Entre eles, destacam-se os projetos que tratam da reforma administrativa municipal - aí incluído o plano de exoneração voluntária dos funcionários -, do código tributário, da planta de valores para a cobrança do Imposto Predial e Territorial Urbano (IPTU), da terceirização da administração do Autódromo Internacional Ayrton Senna e da lei que transformou o Serviço de Comunicações Telefônicas de Londrina em Sercomtel S/A.
Até antes da tumultuada sessão de ontem, havia a ameaça de que o grupo da bancada de apoio a Antonio Belinati na Câmara - composta por 11 vereadores e liderada por Renato Araújo (PPB) - poderia boicotar a realização das extraordinárias em represália à suspensão da eleição para a nova mesa diretiva, conseguida pelo presidente Adalberto Pereira, líder da oposição ao prefeito.
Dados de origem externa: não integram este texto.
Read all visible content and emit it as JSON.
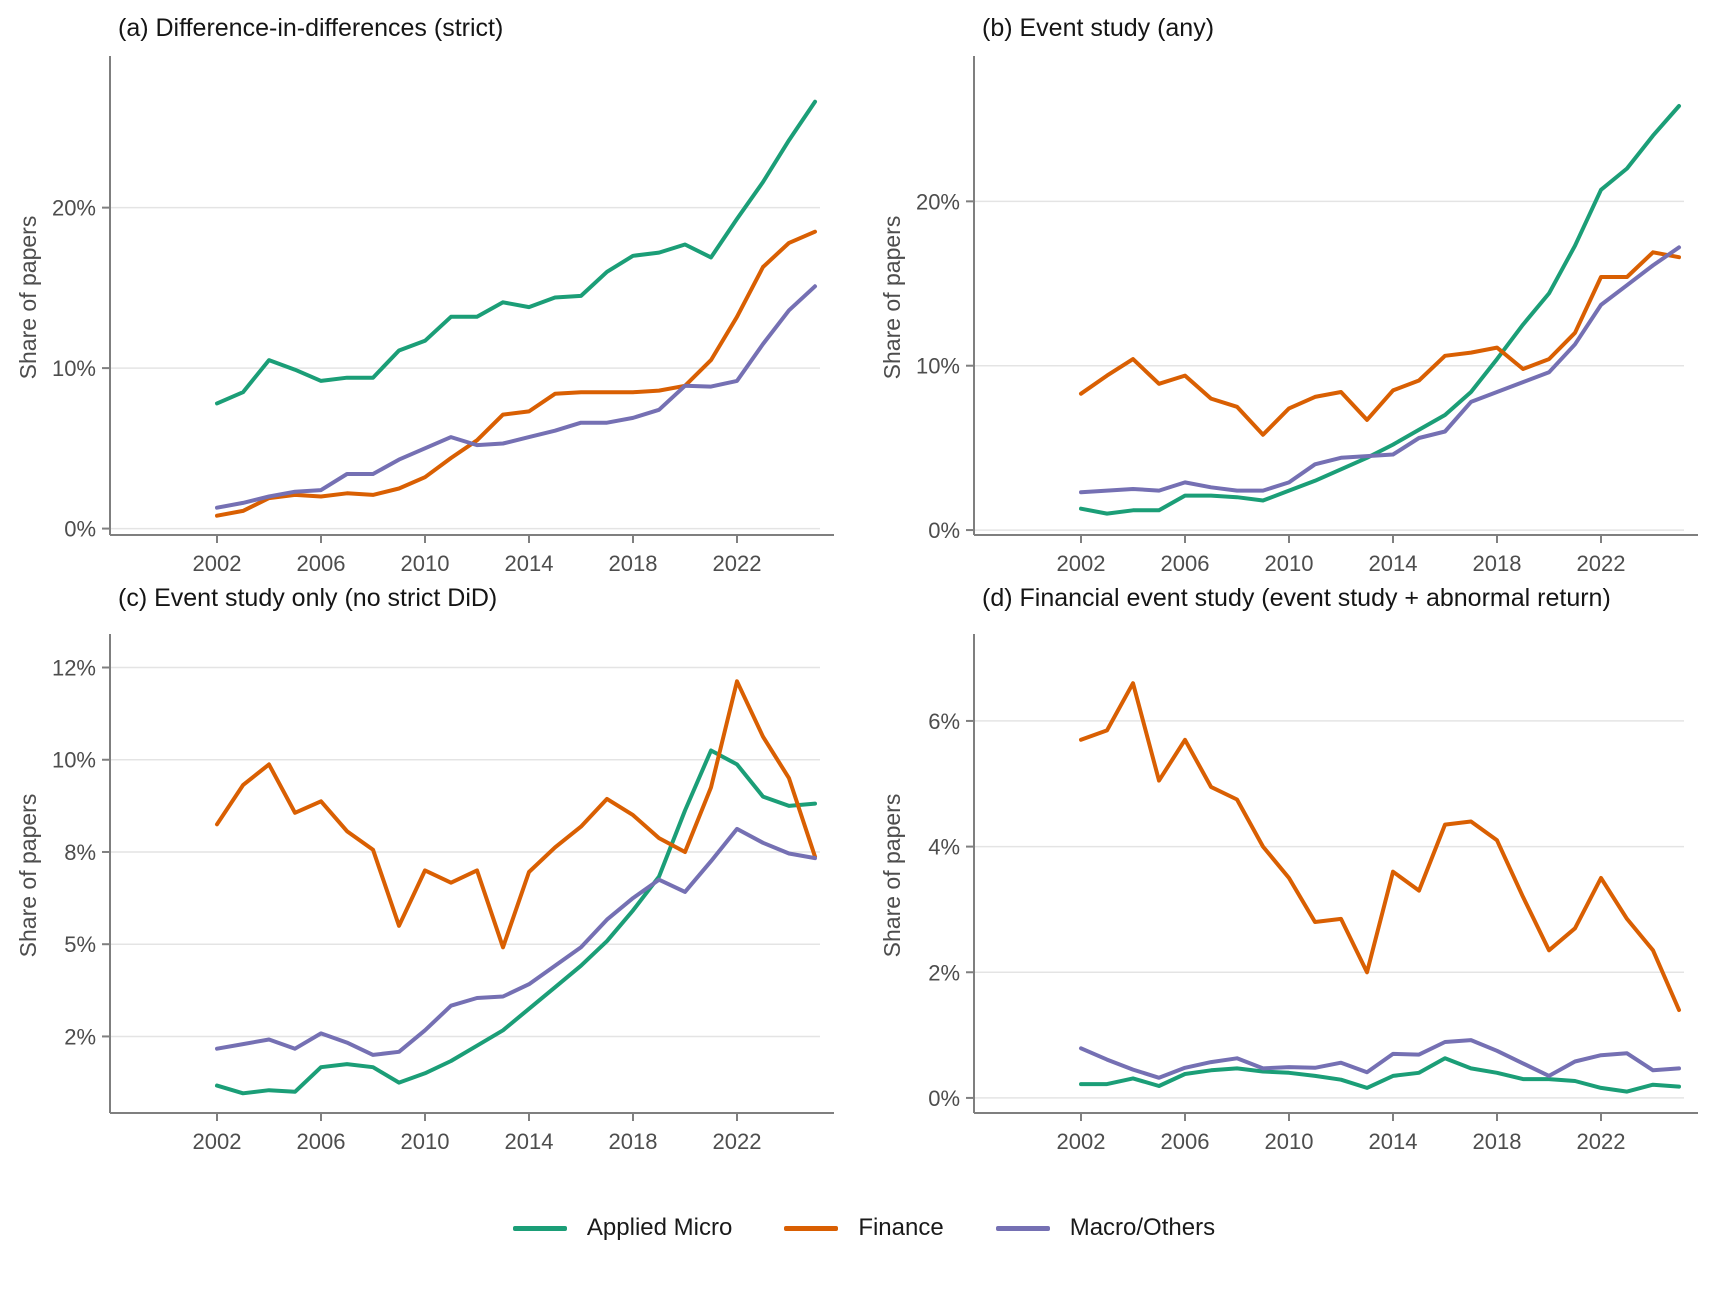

Mas os vereadores de oposição a Adalberto garantem que não haverá bloqueio das votações extraordinárias.
‘‘Até 31 de dezembro, não vamos boicotar nada. Em defesa dos interesses de Londrina, vamos participar das sessões e votar todos os projetos que forem importantes para a população. Até o final do ano, a atual mesa está no exercício legal do mandato para o qual foi eleita’’, comentou Araújo.